Informed analysis (clearly labeled): The conflict on display is less about whether discounts are popular—they almost certainly are—than about who gets to define the true driver of high costs. The White House is emphasizing direct-to-consumer discounts and a pricing benchmark, while the industry’s institutional response pivots toward insurance practices and innovation funding. Those frames can both be politically useful: one delivers immediate, legible price cuts; the other warns of deferred costs that are harder for patients to observe at checkout.

Informed analysis (clearly labeled): The most important missing piece for public accountability is the enforcement and durability of the discounts on trumprx: how long the listed prices last, whether they can change without notice, and how the “threat of tariffs” interacts with voluntary participation by manufacturers. The White House describes a growing list and a milestone; the industry describes structural risk.

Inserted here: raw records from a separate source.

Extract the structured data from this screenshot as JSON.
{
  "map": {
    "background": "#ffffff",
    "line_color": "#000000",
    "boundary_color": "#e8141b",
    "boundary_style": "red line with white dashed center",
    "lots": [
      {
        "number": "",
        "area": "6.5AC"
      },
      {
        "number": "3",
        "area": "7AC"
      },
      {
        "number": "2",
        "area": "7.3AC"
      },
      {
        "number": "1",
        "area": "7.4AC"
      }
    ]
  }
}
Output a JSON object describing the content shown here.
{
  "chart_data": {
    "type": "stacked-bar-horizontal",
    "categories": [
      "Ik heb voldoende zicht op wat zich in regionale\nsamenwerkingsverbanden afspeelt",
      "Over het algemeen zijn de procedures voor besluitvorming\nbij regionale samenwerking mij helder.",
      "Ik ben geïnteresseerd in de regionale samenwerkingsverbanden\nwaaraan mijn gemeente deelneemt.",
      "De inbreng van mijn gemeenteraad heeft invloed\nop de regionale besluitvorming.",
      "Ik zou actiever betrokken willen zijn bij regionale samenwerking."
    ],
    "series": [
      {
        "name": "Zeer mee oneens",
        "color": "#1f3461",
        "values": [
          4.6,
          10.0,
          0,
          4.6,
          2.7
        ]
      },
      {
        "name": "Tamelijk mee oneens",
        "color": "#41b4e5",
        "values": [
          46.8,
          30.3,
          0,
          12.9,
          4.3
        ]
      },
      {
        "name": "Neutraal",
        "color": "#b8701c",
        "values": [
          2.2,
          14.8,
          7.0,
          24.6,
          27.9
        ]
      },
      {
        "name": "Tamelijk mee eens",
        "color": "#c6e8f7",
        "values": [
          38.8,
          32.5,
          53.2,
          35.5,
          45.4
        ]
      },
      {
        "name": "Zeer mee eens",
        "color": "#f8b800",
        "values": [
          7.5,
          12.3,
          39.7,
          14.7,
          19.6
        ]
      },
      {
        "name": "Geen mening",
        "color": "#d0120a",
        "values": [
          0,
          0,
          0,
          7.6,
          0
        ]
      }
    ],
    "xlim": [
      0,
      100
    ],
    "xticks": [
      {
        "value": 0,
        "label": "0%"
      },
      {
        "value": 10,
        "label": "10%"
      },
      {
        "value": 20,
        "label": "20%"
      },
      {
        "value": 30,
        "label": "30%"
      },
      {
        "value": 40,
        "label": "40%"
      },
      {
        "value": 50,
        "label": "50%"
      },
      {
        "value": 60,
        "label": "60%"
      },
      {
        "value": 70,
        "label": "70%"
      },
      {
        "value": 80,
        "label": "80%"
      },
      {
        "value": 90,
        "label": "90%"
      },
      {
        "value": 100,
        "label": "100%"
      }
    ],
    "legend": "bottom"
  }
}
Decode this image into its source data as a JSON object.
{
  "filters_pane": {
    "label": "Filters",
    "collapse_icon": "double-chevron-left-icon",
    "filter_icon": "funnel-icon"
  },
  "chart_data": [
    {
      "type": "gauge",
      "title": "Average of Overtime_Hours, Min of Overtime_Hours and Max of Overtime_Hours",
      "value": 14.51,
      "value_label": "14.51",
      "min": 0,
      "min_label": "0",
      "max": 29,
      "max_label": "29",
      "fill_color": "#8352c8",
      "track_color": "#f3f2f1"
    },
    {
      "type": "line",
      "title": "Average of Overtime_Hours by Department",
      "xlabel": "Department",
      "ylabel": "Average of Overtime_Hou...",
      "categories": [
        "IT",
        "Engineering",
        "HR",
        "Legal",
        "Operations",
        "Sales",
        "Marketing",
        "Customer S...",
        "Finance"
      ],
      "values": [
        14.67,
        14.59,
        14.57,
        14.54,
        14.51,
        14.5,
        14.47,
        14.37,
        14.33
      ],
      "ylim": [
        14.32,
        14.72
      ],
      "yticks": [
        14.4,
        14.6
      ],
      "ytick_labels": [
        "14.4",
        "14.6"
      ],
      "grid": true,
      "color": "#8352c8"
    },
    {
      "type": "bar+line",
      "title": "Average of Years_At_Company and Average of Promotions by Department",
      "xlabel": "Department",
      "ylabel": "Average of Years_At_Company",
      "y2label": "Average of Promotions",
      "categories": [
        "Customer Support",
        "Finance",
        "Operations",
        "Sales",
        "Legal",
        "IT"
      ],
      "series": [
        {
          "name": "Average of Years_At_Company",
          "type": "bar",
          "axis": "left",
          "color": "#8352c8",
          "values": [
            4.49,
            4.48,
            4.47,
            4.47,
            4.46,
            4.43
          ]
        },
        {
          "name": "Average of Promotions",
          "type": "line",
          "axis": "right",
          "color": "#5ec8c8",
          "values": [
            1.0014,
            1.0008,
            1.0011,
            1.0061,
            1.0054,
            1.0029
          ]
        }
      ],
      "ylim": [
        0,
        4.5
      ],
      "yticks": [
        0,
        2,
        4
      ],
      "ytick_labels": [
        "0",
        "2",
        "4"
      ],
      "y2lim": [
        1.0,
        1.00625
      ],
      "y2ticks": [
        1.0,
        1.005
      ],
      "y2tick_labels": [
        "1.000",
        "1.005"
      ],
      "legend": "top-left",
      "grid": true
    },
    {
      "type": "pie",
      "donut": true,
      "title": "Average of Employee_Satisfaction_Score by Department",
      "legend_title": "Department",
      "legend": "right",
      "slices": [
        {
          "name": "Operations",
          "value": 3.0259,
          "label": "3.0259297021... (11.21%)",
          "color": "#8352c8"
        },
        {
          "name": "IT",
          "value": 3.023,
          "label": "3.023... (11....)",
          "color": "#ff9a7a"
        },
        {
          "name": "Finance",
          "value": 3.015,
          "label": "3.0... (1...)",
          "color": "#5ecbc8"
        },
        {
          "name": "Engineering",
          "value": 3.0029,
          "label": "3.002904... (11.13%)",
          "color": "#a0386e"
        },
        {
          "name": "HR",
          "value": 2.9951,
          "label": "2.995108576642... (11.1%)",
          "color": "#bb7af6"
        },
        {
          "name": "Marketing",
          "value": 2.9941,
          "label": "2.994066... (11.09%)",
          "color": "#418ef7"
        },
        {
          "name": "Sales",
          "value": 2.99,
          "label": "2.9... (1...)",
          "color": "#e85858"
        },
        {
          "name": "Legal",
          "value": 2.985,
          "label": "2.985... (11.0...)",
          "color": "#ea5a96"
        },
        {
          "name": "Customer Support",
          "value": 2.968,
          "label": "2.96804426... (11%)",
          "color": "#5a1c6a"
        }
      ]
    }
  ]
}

Without the congressional details of the Great Healthcare Plan, the public is left to weigh two competing narratives with limited visibility into what comes next.

Who benefits, who is implicated, and what must be disclosed next?

The immediate beneficiaries are consumers who can access discounted medicines placed on the government website, including products such as Amjevita, Incruse, and other named medicines. The implicated parties are also clear: the White House, which is positioning the program as an affordability centerpiece; participating manufacturers, which are agreeing to discounts under stated pressure and tariff threats; and the industry trade group, which is warning of broader harms from a “government-imposed” approach.

There is also a political backdrop of bipartisan interest in drug pricing changes, as Democrats and Republicans look for common ground on fixes. But the operational future of the initiative, by the White House’s own framing, depends on Congress passing President Trump’s Great Healthcare Plan—placing lawmakers at the center of what discounts, premium impacts, and transparency requirements can be sustained over time.

Accountability now requires a basic standard of disclosure: the White House should publish the full list of the 54 medicines and the six participating companies, along with the rules governing price updates, the definition and application of “most-favored-nation” pricing, and a clear outline of the legislative components it wants Congress to enact. Absent that, trumprx risks becoming a policy symbol that the public can see—but not fully audit.